Sicherungshaft

Kogler schließt Verfassungsänderung nicht aus

Gestern wurde die türkis-grüne Koalition angelobt. Im ZIB-Spezial-Interview sprachen Sebastian Kurz und Werner Kogler über die künftige Zusammenarbeit in der Regierung. Angesprochen auf eine möglicherweise notwendige Verfassungsänderung beim Thema Sicherungshaft, wandte sich Kogler zunächst und gab schließlich eine überraschende Antwort.  

Wien, 8. Jänner 2020 / Im gestrigen ZIB-Spezial-Interview mit Claudia Reiterer und Armin Wolf sprachen Kurz und Kogler über die künftige Koalitionsarbeit sowie Schwerpunkt-Themen der türkis-grünen „K. u. K. – Regierung“. Die für Wolf typisch kritischen und beharrlichen Fragen brachten Werner Kogler dabei vor allem beim Thema Sicherungshaft ins Schwimmen. Eine Verfassungsänderung schließt Kogler nicht aus.

Mitte-Rechts mit Grün

Türkis-Grün ist mittlerweile auch in Koglers Augen eine Mitte-Rechts-Regierung. Kogler relativierte zunächst seine Aussagen vor der Wahl, Kurz sei „komplett ideologiebefreit“ und „Chef einer türkisen Schnöseltruppe“ mit Komplimenten an die türkise Geradlinigkeit. Sein Bild von Kurz habe sich sehr verändert. Und: „Besser Mitte-Rechts mit Grün als Mitte-Rechts mit Rechtsextremen“, sagte Werner Kogler weiters, als er über sein gewandeltes Kurz-Bild sprach. Dass Türkis-Grün eine „Mitte-Rechts“-Regierung wird, dafür bietet das Thema Sicherungshaft die erste Feuerprobe.

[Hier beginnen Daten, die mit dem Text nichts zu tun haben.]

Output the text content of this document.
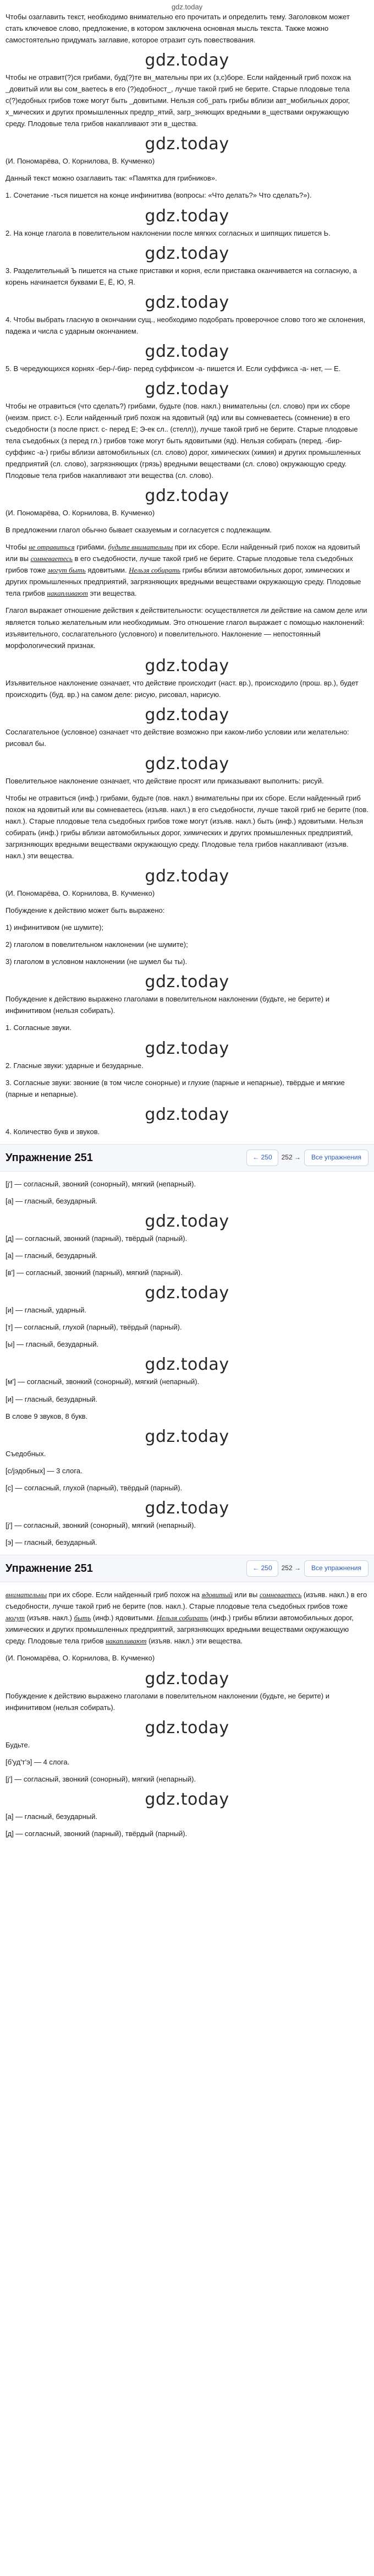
gdz.today

Чтобы озаглавить текст, необходимо внимательно его прочитать и определить тему. Заголовком может стать ключевое слово, предложение, в котором заключена основная мысль текста. Также можно самостоятельно придумать заглавие, которое отразит суть повествования.

gdz.today

Чтобы не отравит(?)ся грибами, буд(?)те вн_мательны при их (з,с)боре. Если найденный гриб похож на _довитый или вы сом_ваетесь в его (?)едобност_, лучше такой гриб не берите. Старые плодовые тела с(?)едобных грибов тоже могут быть _довитыми. Нельзя соб_рать грибы вблизи авт_мобильных дорог, х_мических и других промышленных предпр_ятий, загр_зняющих вредными в_ществами окружающую среду. Плодовые тела грибов накапливают эти в_щества.

gdz.today

(И. Пономарёва, О. Корнилова, В. Кучменко)

Данный текст можно озаглавить так: «Памятка для грибников».

1. Сочетание -ться пишется на конце инфинитива (вопросы: «Что делать?» Что сделать?»).

gdz.today

2. На конце глагола в повелительном наклонении после мягких согласных и шипящих пишется Ь.

gdz.today

3. Разделительный Ъ пишется на стыке приставки и корня, если приставка оканчивается на согласную, а корень начинается буквами Е, Ё, Ю, Я.

gdz.today

4. Чтобы выбрать гласную в окончании сущ., необходимо подобрать проверочное слово того же склонения, падежа и числа с ударным окончанием.

gdz.today

5. В чередующихся корнях -бер-/-бир- перед суффиксом -а- пишется И. Если суффикса -а- нет, — Е.

gdz.today

Чтобы не отравиться (что сделать?) грибами, будьте (пов. накл.) внимательны (сл. слово) при их сборе (неизм. прист. с-). Если найденный гриб похож на ядовитый (яд) или вы сомневаетесь (сомнение) в его съедобности (з после прист. с- перед Е; Э-ек сл.. (стелл)), лучше такой гриб не берите. Старые плодовые тела съедобных (з перед гл.) грибов тоже могут быть ядовитыми (яд). Нельзя собирать (перед. -бир- суффикс -а-) грибы вблизи автомобильных (сл. слово) дорог, химических (химия) и других промышленных предприятий (сл. слово), загрязняющих (грязь) вредными веществами (сл. слово) окружающую среду. Плодовые тела грибов накапливают эти вещества (сл. слово).

gdz.today

(И. Пономарёва, О. Корнилова, В. Кучменко)

В предложении глагол обычно бывает сказуемым и согласуется с подлежащим.

Чтобы не отравиться грибами, будьте внимательны при их сборе. Если найденный гриб похож на ядовитый или вы сомневаетесь в его съедобности, лучше такой гриб не берите. Старые плодовые тела съедобных грибов тоже могут быть ядовитыми. Нельзя собирать грибы вблизи автомобильных дорог, химических и других промышленных предприятий, загрязняющих вредными веществами окружающую среду. Плодовые тела грибов накапливают эти вещества.

Глагол выражает отношение действия к действительности: осуществляется ли действие на самом деле или является только желательным или необходимым. Это отношение глагол выражает с помощью наклонений: изъявительного, сослагательного (условного) и повелительного. Наклонение — непостоянный морфологический признак.

gdz.today

Изъявительное наклонение означает, что действие происходит (наст. вр.), происходило (прош. вр.), будет происходить (буд. вр.) на самом деле: рисую, рисовал, нарисую.

gdz.today

Сослагательное (условное) означает что действие возможно при каком-либо условии или желательно: рисовал бы.

gdz.today

Повелительное наклонение означает, что действие просят или приказывают выполнить: рисуй.

Чтобы не отравиться (инф.) грибами, будьте (пов. накл.) внимательны при их сборе. Если найденный гриб похож на ядовитый или вы сомневаетесь (изъяв. накл.) в его съедобности, лучше такой гриб не берите (пов. накл.). Старые плодовые тела съедобных грибов тоже могут (изъяв. накл.) быть (инф.) ядовитыми. Нельзя собирать (инф.) грибы вблизи автомобильных дорог, химических и других промышленных предприятий, загрязняющих вредными веществами окружающую среду. Плодовые тела грибов накапливают (изъяв. накл.) эти вещества.

gdz.today

(И. Пономарёва, О. Корнилова, В. Кучменко)

Побуждение к действию может быть выражено:

1) инфинитивом (не шумите);

2) глаголом в повелительном наклонении (не шумите);

3) глаголом в условном наклонении (не шумел бы ты).

gdz.today

Побуждение к действию выражено глаголами в повелительном наклонении (будьте, не берите) и инфинитивом (нельзя собирать).

1. Согласные звуки.

gdz.today

2. Гласные звуки: ударные и безударные.

3. Согласные звуки: звонкие (в том числе сонорные) и глухие (парные и непарные), твёрдые и мягкие (парные и непарные).

gdz.today

4. Количество букв и звуков.

Упражнение 251	← 250	252 →	Все упражнения

[j'] — согласный, звонкий (сонорный), мягкий (непарный).

[а] — гласный, безударный.

gdz.today

[д] — согласный, звонкий (парный), твёрдый (парный).

[а] — гласный, безударный.

[в'] — согласный, звонкий (парный), мягкий (парный).

gdz.today

[и] — гласный, ударный.

[т] — согласный, глухой (парный), твёрдый (парный).

[ы] — гласный, безударный.

gdz.today

[м'] — согласный, звонкий (сонорный), мягкий (непарный).

[и] — гласный, безударный.

В слове 9 звуков, 8 букв.

gdz.today

Съедобных.

[с/jэдобных] — 3 слога.

[с] — согласный, глухой (парный), твёрдый (парный).

gdz.today

[j'] — согласный, звонкий (сонорный), мягкий (непарный).

[э] — гласный, безударный.

Упражнение 251	← 250	252 →	Все упражнения

внимательны при их сборе. Если найденный гриб похож на ядовитый или вы сомневаетесь (изъяв. накл.) в его съедобности, лучше такой гриб не берите (пов. накл.). Старые плодовые тела съедобных грибов тоже могут (изъяв. накл.) быть (инф.) ядовитыми. Нельзя собирать (инф.) грибы вблизи автомобильных дорог, химических и других промышленных предприятий, загрязняющих вредными веществами окружающую среду. Плодовые тела грибов накапливают (изъяв. накл.) эти вещества.

(И. Пономарёва, О. Корнилова, В. Кучменко)

gdz.today

Побуждение к действию выражено глаголами в повелительном наклонении (будьте, не берите) и инфинитивом (нельзя собирать).

gdz.today

Будьте.

[б'уд'т'э] — 4 слога.

[j'] — согласный, звонкий (сонорный), мягкий (непарный).

gdz.today

[а] — гласный, безударный.

[д] — согласный, звонкий (парный), твёрдый (парный).
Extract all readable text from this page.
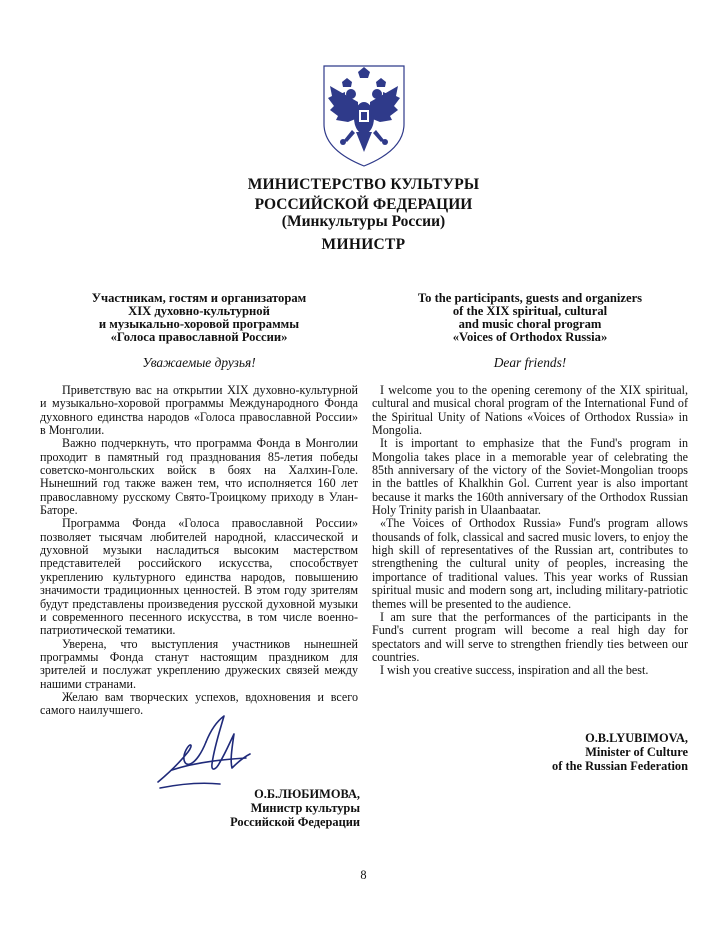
МИНИСТЕРСТВО КУЛЬТУРЫ
РОССИЙСКОЙ ФЕДЕРАЦИИ
(Минкультуры России)
МИНИСТР
Участникам, гостям и организаторам
XIX духовно-культурной
и музыкально-хоровой программы
«Голоса православной России»
Уважаемые друзья!

Приветствую вас на открытии XIX духовно-культурной и музыкально-хоровой программы Международного Фонда духовного единства народов «Голоса православной России» в Монголии.

Важно подчеркнуть, что программа Фонда в Монголии проходит в памятный год празднования 85-летия победы советско-монгольских войск в боях на Халхин-Голе. Нынешний год также важен тем, что исполняется 160 лет православному русскому Свято-Троицкому приходу в Улан-Баторе.

Программа Фонда «Голоса православной России» позволяет тысячам любителей народной, классической и духовной музыки насладиться высоким мастерством представителей российского искусства, способствует укреплению культурного единства народов, повышению значимости традиционных ценностей. В этом году зрителям будут представлены произведения русской духовной музыки и современного песенного искусства, в том числе военно-патриотической тематики.

Уверена, что выступления участников нынешней программы Фонда станут настоящим праздником для зрителей и послужат укреплению дружеских связей между нашими странами.

Желаю вам творческих успехов, вдохновения и всего самого наилучшего.

To the participants, guests and organizers
of the XIX spiritual, cultural
and music choral program
«Voices of Orthodox Russia»
Dear friends!

I welcome you to the opening ceremony of the XIX spiritual, cultural and musical choral program of the International Fund of the Spiritual Unity of Nations «Voices of Orthodox Russia» in Mongolia.

It is important to emphasize that the Fund's program in Mongolia takes place in a memorable year of celebrating the 85th anniversary of the victory of the Soviet-Mongolian troops in the battles of Khalkhin Gol. Current year is also important because it marks the 160th anniversary of the Orthodox Russian Holy Trinity parish in Ulaanbaatar.

«The Voices of Orthodox Russia» Fund's program allows thousands of folk, classical and sacred music lovers, to enjoy the high skill of representatives of the Russian art, contributes to strengthening the cultural unity of peoples, increasing the importance of traditional values. This year works of Russian spiritual music and modern song art, including military-patriotic themes will be presented to the audience.

I am sure that the performances of the participants in the Fund's current program will become a real high day for spectators and will serve to strengthen friendly ties between our countries.

I wish you creative success, inspiration and all the best.

O.B.LYUBIMOVA,
Minister of Culture
of the Russian Federation
О.Б.ЛЮБИМОВА,
Министр культуры
Российской Федерации
8
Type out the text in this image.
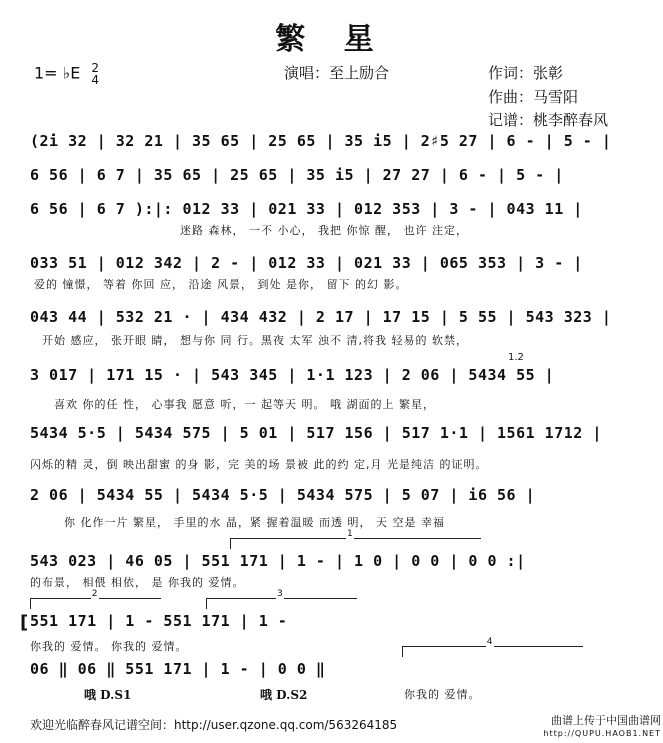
繁 星
1= ♭E 2
4	演唱：至上励合	作词：张彰
作曲：马雪阳
记谱：桃李醉春风
(2̇i 32 | 32 21 | 35 65 | 25 65 | 35 i5 | 2♯5 27 | 6 - | 5 - |
6 56 | 6 7 | 35 65 | 25 65 | 35 i5 | 27 27 | 6 - | 5 - |
6 56 | 6 7 ):|: 012 33 | 021 33 | 012 353 | 3 - | 043 11 |
迷路 森林， 一不 小心， 我把 你惊 醒， 也许 注定，
033 51 | 012 342 | 2 - | 012 33 | 021 33 | 065 353 | 3 - |
爱的 憧憬， 等着 你回 应， 沿途 风景， 到处 是你， 留下 的幻 影。
043 44 | 532 21 · | 434 432 | 2 17 | 17 15 | 5 55 | 543 323 |
开始 感应， 张开眼 睛， 想与你 同 行。黑夜 太军 浊不 清,将我 轻易的 软禁，
3 017 | 171 15 · | 543 345 | 1·1 123 | 2 06 | 5434 55 |
喜欢 你的任 性， 心事我 愿意 听，一 起等天 明。 哦 湖面的上 繁星，
1.2
5434 5·5 | 5434 575 | 5 01 | 517 156 | 517 1·1 | 1561 1712 |
闪烁的精 灵，倒 映出甜蜜 的身 影，完 美的场 景被 此的约 定,月 光是纯洁 的证明。
2 06 | 5434 55 | 5434 5·5 | 5434 575 | 5 07 | i6 56 |
你 化作一片 繁星， 手里的水 晶，紧 握着温暖 而透 明， 天 空是 幸福
1
543 023 | 46 05 | 551 171 | 1 - | 1 0 | 0 0 | 0 0 :|
的布景， 相偎 相依， 是 你我的 爱情。
[
2	3
551 171 | 1 - 551 171 | 1 -
你我的 爱情。 你我的 爱情。	4
06 ‖ 06 ‖ 551 171 | 1 - | 0 0 ‖
哦 D.S1	哦 D.S2	你我的 爱情。
欢迎光临醉春风记谱空间：http://user.qzone.qq.com/563264185	曲谱上传于中国曲谱网
http://QUPU.HAOB1.NET
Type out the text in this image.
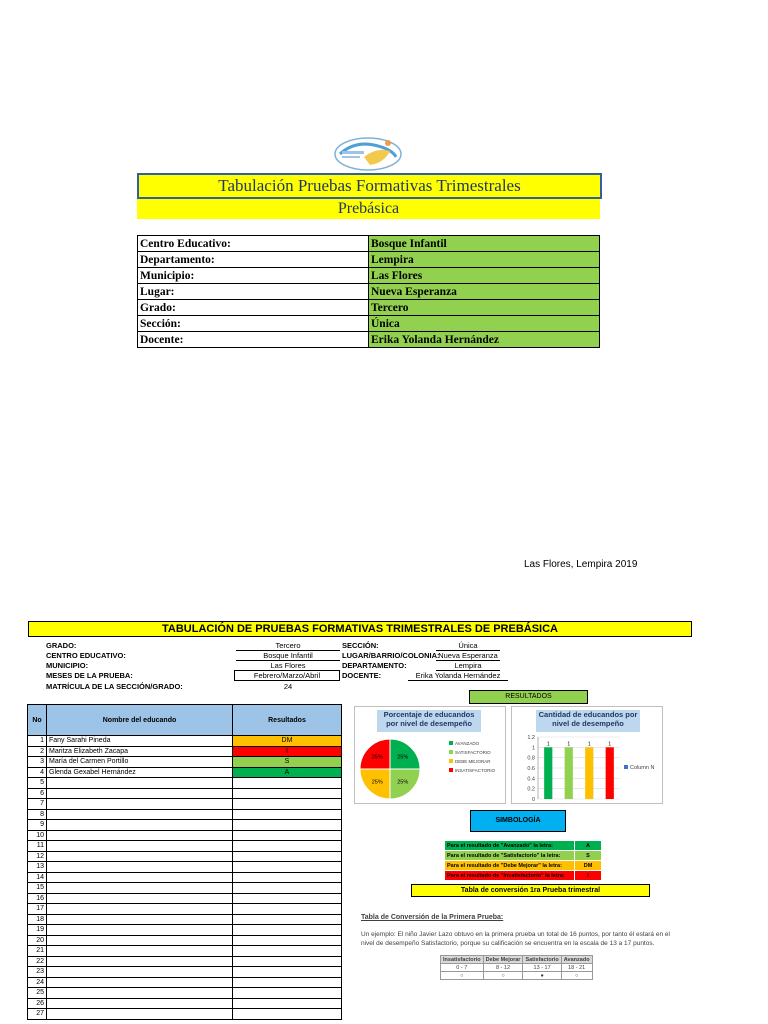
Tabulación Pruebas Formativas Trimestrales
Prebásica
Centro Educativo:	Bosque Infantil
Departamento:	Lempira
Municipio:	Las Flores
Lugar:	Nueva Esperanza
Grado:	Tercero
Sección:	Única
Docente:	Erika Yolanda Hernández
Las Flores, Lempira 2019
TABULACIÓN DE PRUEBAS FORMATIVAS TRIMESTRALES DE PREBÁSICA
GRADO:	Tercero
CENTRO EDUCATIVO:	Bosque Infantil
MUNICIPIO:	Las Flores
MESES DE LA PRUEBA:	Febrero/Marzo/Abril
MATRÍCULA DE LA SECCIÓN/GRADO:	24
SECCIÓN:	Única
LUGAR/BARRIO/COLONIA:
Nueva Esperanza
DEPARTAMENTO:	Lempira
DOCENTE:	Erika Yolanda Hernández
RESULTADOS
No	Nombre del educando	Resultados
1	Fany Sarahi Pineda	DM
2	Maritza Elizabeth Zacapa	I
3	María del Carmen Portillo	S
4	Glenda Gexabel Hernández	A
5		
6		
7		
8		
9		
10		
11		
12		
13		
14		
15		
16		
17		
18		
19		
20		
21		
22		
23		
24		
25		
26		
27		
Porcentaje de educandos por nivel de desempeño
25%
25%
25%
25%
AVANZADO
SATISFACTORIO
DEBE MEJORAR
INSATISFACTORIO
Cantidad de educandos por nivel de desempeño
0
0.2
0.4
0.6
0.8
1
1.2
1	1	1	1
Column N
SIMBOLOGÍA
Para el resultado de "Avanzado" la letra:	A
Para el resultado de "Satisfactorio" la letra:	S
Para el resultado de "Debe Mejorar" la letra:	DM
Para el resultado de "Insatisfactorio" la letra:	I
Tabla de conversión 1ra Prueba trimestral
Tabla de Conversión de la Primera Prueba:
Un ejemplo: El niño Javier Lazo obtuvo en la primera prueba un total de 16 puntos, por tanto él estará en el nivel de desempeño Satisfactorio, porque su calificación se encuentra en la escala de 13 a 17 puntos.
Insatisfactorio	Debe Mejorar	Satisfactorio	Avanzado
0 - 7	8 - 12	13 - 17	18 - 21
○	○	●	○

Grüne haben Präventivhaft immer scharf kritisiert

Armin Wolf führte an das Thema Sicherungshaft mit der Vergangenheit der Grünen-Haltung heran. Die Grünen hätten Präventivhaft bzw. Sicherungshaft immer scharf kritisiert. Es gäbe sie zwar in anderen Ländern, in Österreich aber nicht, weil das Verfassungsgesetz zum Schutz der persönlichen Freiheit dies verbietet. Die einzige Möglichkeit, eine Sicherungshaft einzuführen, wäre eine Verfassungsänderung.

Kogler weicht aus

Dann ging Armin Wolf ans Eingemachte und fragte Werner Kogler direkt:

„Sind die Grünen bereit, für die Sicherungshaft die Verfassung zu ändern?“

Kogler verwies auf das Regierungsübereinkommen, in dem steht, dass eine verfassungskonforme Regelung notwendig ist. Armin Wolf blieb hartnäckig: Eine „Verfassungsänderung ist ja verfassungskonform.“ Koglers Antwort: „Wir gehen von bestehender Verfassung aus.“ Armin Wolf klärte den Grünen-Chef dann darüber auf, dass alle Verfassungsjuristen sagen würden, dass eine Sicherungshaft anhand der bestehenden Verfassung nicht geht. Kogler wich erneut aus und sagte, genau das „wollen wir uns eben anschauen und von Experten prüfen lassen, und dann schauen wir.“

Sebastian Kurz und Werner Kogler im Interview. Bild: Screenshot ORF ZIB Spezial

Kogler schließt Verfassungsänderung nicht aus

Wolf blieb hartnäckig:

„Wären die Grünen bereit, auch die Verfassung zu ändern, um diese Sicherungshaft einzuführen?“

Kogler verharrte aber in der “Message Control”: zunächst würde zu prüfen sein, ob das überhaupt notwendig ist. „Ja, wenn das notwendig ist?“, hakte Wolf erneut nach. Kogler meinte, dann „werden wir schauen, wie’s an dieser Stelle steht.“ Armin Wolf brachte Werner Kogler schließlich zur entscheidenden Aussage: „Sie schließen’s nicht aus?“ Kogler antwortete:

„Ich hab‘ gelernt in den letzten zwei Jahren wirklich nichts auszuschließen. Ich weiß schon, dass das eine beliebte Frage ist. Ich schließe es deshalb nicht aus, weil die Formulierung grammatikalisch diese Möglichkeit zulässt, nur umgekehrt ist es so, dass ich einmal davon ausgehe, dass wir uns im Rahmen der bestehenden Verfassung bemühen werden, und dann werden wir weitersehen, wo das Ding steht.“

Damit scheint die blaue Handschrift der Grünen nun besiegelt – der türkis-blaue Kurs ist auch mit Türkis-Grün zumindest möglich, wie Kogler auch schon zu Beginn des Gesprächs andeutete: Es ist eben eine „Mitte-Rechts“-Regierung mit grünem Anstrich.